If a veteran is not enrolled in, seeking care from or currently being treated by the VA, their suicide is not counted as part of that number. If an active duty service member dies in a single vehicle crash, even if it is known by family and friends that person had suicidal thoughts or ideations, it is not counted either.
The number 22 also does not include those veterans who die from alcoholism, exposure to the elements due to homelessness or any of the other myriad manifestations of what is euphemistically termed ‘life-style choices’ that led to their deaths.
22 a day. Over 8,000 a year. That's more in one year than have died in action in thirteen years of war.
Also not listed in the casualty count is the number of family members who may be technically alive but stopped living the day their loved one died by suicide. The most frightening and yet unknown number is how many family members of those 22 a day also died by suicide.

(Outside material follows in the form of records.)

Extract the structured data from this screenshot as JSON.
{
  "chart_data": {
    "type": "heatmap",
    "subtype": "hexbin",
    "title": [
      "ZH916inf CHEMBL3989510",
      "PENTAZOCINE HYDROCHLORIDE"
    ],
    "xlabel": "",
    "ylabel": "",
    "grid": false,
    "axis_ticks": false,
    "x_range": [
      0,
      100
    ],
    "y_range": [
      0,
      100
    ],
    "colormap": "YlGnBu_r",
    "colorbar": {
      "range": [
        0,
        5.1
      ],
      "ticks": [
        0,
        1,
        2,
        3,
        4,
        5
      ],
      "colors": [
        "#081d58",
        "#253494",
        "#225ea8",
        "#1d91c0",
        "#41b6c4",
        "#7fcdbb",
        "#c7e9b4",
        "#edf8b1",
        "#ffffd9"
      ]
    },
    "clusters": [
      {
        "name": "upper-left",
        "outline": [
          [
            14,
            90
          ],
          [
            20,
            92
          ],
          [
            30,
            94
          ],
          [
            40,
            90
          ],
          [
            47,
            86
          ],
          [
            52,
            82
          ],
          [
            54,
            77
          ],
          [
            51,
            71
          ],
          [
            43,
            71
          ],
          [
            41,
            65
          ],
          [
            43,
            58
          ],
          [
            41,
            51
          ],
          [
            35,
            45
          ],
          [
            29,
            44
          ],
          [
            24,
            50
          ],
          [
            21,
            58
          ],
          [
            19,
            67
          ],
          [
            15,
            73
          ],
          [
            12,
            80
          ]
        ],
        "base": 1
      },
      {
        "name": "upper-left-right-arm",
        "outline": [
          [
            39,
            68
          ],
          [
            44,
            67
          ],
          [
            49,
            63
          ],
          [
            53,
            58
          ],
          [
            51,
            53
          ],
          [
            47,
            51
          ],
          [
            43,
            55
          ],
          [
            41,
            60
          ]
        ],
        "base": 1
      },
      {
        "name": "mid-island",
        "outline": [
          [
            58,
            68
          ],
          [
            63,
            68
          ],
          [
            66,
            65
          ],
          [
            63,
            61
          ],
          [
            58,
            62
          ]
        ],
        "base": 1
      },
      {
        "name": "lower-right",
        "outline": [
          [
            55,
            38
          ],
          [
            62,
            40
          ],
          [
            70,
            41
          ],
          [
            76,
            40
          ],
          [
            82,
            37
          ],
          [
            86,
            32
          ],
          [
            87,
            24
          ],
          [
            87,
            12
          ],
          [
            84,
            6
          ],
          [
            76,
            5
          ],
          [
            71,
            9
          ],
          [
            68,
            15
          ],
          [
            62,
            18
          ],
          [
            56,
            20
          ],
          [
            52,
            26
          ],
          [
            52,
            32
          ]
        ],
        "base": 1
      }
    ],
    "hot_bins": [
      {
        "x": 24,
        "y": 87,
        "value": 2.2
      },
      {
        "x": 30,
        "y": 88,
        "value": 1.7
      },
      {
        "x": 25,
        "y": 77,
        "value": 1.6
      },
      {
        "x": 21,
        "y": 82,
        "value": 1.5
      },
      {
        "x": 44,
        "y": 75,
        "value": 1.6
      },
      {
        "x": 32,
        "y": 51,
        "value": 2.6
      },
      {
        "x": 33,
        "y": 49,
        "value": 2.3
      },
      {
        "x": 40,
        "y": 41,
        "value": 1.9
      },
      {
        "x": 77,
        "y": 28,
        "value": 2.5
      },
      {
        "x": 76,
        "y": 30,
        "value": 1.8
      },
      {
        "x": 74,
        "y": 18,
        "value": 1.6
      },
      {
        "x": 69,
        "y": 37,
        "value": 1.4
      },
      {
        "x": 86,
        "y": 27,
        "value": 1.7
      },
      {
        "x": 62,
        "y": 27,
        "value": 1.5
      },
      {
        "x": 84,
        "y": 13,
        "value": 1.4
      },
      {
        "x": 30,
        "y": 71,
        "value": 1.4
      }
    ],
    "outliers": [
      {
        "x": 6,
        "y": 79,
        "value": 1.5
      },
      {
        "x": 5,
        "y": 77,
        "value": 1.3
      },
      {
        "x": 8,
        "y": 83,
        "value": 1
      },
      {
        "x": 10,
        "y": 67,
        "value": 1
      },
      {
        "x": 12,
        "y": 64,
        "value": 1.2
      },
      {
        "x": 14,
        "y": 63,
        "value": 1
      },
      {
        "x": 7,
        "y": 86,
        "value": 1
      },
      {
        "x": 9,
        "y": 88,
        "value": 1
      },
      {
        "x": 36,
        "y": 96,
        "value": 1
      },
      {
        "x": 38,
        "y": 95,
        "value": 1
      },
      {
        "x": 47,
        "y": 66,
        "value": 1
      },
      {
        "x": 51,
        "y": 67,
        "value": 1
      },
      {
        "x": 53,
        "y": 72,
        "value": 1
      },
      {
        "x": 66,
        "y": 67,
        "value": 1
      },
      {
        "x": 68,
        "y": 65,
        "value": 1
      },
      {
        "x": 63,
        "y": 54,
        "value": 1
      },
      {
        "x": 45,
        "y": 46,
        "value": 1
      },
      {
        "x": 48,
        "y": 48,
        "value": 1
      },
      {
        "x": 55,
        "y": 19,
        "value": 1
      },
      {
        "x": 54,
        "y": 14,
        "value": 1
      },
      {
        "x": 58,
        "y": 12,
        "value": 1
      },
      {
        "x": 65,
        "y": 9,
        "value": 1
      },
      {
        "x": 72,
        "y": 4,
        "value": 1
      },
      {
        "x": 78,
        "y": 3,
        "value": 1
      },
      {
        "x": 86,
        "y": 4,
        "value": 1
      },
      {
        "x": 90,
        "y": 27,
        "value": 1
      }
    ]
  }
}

Suicide is a disease, a virus that for many is incurable. It is highly contagious. Like other viral diseases, though many of the symptoms are known, the true cause is unknown. Or, many of the causes are known but too little understood. Why is depression fatal in some and not others? Why do some develop full-blown suicide from anti-malarial drugs and others don’t?
22 a day.
September is Suicide Awareness Month and over the next 30 days, I will share the stories of suicide I’ve come to know. Some are successes, where the infected person recovered. Most are how the infection proved fatal and contagious to the family. I don’t believe that we will ever find a total cure for this disease; I don’t believe there is one vaccine that will work for everyone, but perhaps by listening to the survivors, we can find ways to help others live through this disease.
22 a day. Even one is too many but I wish it were only 22 a day.